Hard
题目描述
给你一个长度为 n 的整数数组 nums 和一个整数 k。
对于 nums 的每个子数组,你可以对其应用最多 k 次操作。每次操作中,你可以将子数组中的任意一个元素增加 1。
注意每个子数组都是独立考虑的,意味着对一个子数组所做的更改不会影响到另一个子数组。
返回经过最多 k 次操作后,能够变成非递减数组的子数组数量。
如果一个数组的每个元素都大于等于它前面的元素(如果存在的话),则称该数组为非递减数组。
示例 1:
输入:nums = [6,3,1,2,4,4], k = 7
输出:17
解释:在 nums 的所有 21 个可能的子数组中,只有子数组 [6, 3, 1], [6, 3, 1, 2], [6, 3, 1, 2, 4] 和 [6, 3, 1, 2, 4, 4] 无法在应用最多 k = 7 次操作后变成非递减数组。因此,非递减子数组的数量是 21 - 4 = 17。
示例 2:
输入:nums = [6,3,1,3,6], k = 4
输出:12
解释:子数组 [3, 1, 3, 6] 以及 nums 中所有元素个数不超过三个的子数组(除了 [6, 3, 1])都可以在 k 次操作后变成非递减数组。有 5 个单元素子数组,4 个双元素子数组,2 个三元素子数组(除了 [6, 3, 1]),所以总共有 1 + 5 + 4 + 2 = 12 个子数组可以变成非递减数组。
约束条件:
- 1 <= nums.length <= 10^5
- 1 <= nums[i] <= 10^9
- 1 <= k <= 10^9
解题思路
这道题要求统计经过最多 k 次操作后能变成非递减的子数组数量。关键在于高效计算每个子数组需要的最少操作次数。
思路分析:
暴力方法:对每个子数组计算所需操作次数,时间复杂度 O(n³),会超时。
稀疏表优化:按照提示使用稀疏表预计算。对于长度为 2^e 的子数组,我们可以用动态规划的思想将其分解为两个长度为 2^(e-1) 的子数组来计算。

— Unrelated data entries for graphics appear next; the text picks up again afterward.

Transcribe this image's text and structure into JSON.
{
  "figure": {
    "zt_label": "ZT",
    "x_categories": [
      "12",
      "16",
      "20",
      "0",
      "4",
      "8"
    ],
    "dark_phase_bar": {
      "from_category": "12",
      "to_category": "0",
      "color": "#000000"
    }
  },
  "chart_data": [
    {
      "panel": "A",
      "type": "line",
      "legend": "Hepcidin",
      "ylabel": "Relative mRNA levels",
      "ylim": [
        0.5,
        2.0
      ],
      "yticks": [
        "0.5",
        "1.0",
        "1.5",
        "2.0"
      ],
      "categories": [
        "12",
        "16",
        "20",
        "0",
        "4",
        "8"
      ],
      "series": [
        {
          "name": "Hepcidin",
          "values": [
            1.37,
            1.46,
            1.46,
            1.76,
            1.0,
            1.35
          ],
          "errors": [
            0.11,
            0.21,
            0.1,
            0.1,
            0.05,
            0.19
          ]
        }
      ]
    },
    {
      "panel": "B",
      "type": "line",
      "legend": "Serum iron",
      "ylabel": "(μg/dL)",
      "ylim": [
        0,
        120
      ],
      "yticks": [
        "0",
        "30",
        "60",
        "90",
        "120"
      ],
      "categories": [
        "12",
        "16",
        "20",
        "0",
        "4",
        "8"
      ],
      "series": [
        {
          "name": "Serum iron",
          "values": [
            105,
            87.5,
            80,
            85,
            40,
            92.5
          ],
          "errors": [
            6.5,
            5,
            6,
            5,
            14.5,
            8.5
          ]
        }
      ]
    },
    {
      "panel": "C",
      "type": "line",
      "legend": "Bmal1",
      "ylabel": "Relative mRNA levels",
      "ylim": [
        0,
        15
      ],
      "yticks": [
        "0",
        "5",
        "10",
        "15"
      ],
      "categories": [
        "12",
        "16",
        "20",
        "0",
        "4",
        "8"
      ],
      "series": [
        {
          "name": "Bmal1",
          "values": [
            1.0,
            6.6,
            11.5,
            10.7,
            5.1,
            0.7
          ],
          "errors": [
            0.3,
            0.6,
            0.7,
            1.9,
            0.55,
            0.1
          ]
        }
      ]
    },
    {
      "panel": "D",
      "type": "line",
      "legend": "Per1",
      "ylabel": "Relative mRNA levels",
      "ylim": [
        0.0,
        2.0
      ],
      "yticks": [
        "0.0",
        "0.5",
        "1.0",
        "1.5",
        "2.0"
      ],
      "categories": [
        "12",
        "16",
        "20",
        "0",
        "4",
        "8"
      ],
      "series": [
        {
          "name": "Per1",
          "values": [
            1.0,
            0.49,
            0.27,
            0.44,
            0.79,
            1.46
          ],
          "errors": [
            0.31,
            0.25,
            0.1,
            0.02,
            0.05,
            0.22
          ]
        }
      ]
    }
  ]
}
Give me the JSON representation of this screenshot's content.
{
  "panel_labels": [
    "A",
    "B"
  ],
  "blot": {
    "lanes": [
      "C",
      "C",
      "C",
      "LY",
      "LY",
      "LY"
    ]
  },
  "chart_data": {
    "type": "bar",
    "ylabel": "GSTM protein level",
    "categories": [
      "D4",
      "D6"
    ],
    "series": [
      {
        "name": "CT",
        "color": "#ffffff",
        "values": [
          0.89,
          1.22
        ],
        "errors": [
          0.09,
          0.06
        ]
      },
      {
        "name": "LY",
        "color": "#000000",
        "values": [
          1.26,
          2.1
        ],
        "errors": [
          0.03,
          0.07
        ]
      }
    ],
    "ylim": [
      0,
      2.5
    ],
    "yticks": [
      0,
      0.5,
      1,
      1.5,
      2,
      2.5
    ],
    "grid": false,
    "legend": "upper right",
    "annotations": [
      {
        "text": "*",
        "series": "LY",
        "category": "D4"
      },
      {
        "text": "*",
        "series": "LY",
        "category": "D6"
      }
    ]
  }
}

关键观察:要使子数组 [l, r] 非递减,我们需要确保每个位置的值不小于前一个位置。贪心策略是尽量少地增加元素值。
稀疏表实现:
sp[e][i] = {lastElement, operations}表示子数组nums[i...i+2^e-1]变非递减所需的操作数和最后一个元素的值- 状态转移:合并两个相邻的子数组时,右半部分可能需要额外操作来保证与左半部分的连接处非递减
最终统计:对每个起点,使用二分查找找到最长的可行子数组,累加贡献。
这种方法的时间复杂度为 O(n log n),空间复杂度为 O(n log n)。
代码实现
class Solution {
public:
long long countNonDecreasingSubarrays(vector<int>& nums, int k) {
int n = nums.size();
int maxLog = 20; // log2(10^5) < 20
// sp[e][i] = {lastElement, operations}
vector<vector<pair<long long, long long>>> sp(maxLog, vector<pair<long long, long long>>(n));
// Base case: single elements
for (int i = 0; i < n; i++) {
sp[0][i] = {nums[i], 0};
}
// Fill sparse table
for (int e = 1; e < maxLog; e++) {
for (int i = 0; i <= n - (1 << e); i++) {
auto left = sp[e-1][i];
auto right = sp[e-1][i + (1 << (e-1))];
long long lastElement = right.first;
long long operations = left.second + right.second;
// Ensure non-decreasing at the junction
if (right.first < left.first) {
operations += left.first - right.first;
lastElement = left.first;
}
sp[e][i] = {lastElement, operations};
}
}
long long result = 0;
// For each starting position
for (int i = 0; i < n; i++) {
int left = i, right = n - 1;
int maxLen = 0;
// Binary search for maximum valid length
while (left <= right) {
int len = (left + right) / 2;
int j = i + len;
if (j >= n) {
right = len - 1;
continue;
}
// Calculate operations needed for subarray [i, j]
long long ops = 0;
long long lastVal = 0;
int pos = i;
for (int e = maxLog - 1; e >= 0; e--) {
if (pos + (1 << e) - 1 <= j) {
auto curr = sp[e][pos];
if (pos == i) {
ops = curr.second;
lastVal = curr.first;
} else {
ops += curr.second;
if (curr.first < lastVal) {
ops += lastVal - curr.first;
} else {
lastVal = curr.first;
}
}
pos += (1 << e);
}
}
if (ops <= k) {
maxLen = len + 1;
left = len + 1;
} else {
right = len - 1;
}
}
result += maxLen;
}
return result;
}
};
class Solution:
def countNonDecreasingSubarrays(self, nums: List[int], k: int) -> int:
n = len(nums)
max_log = 20
# sp[e][i] = [lastElement, operations]
sp = [[[0, 0] for _ in range(n)] for _ in range(max_log)]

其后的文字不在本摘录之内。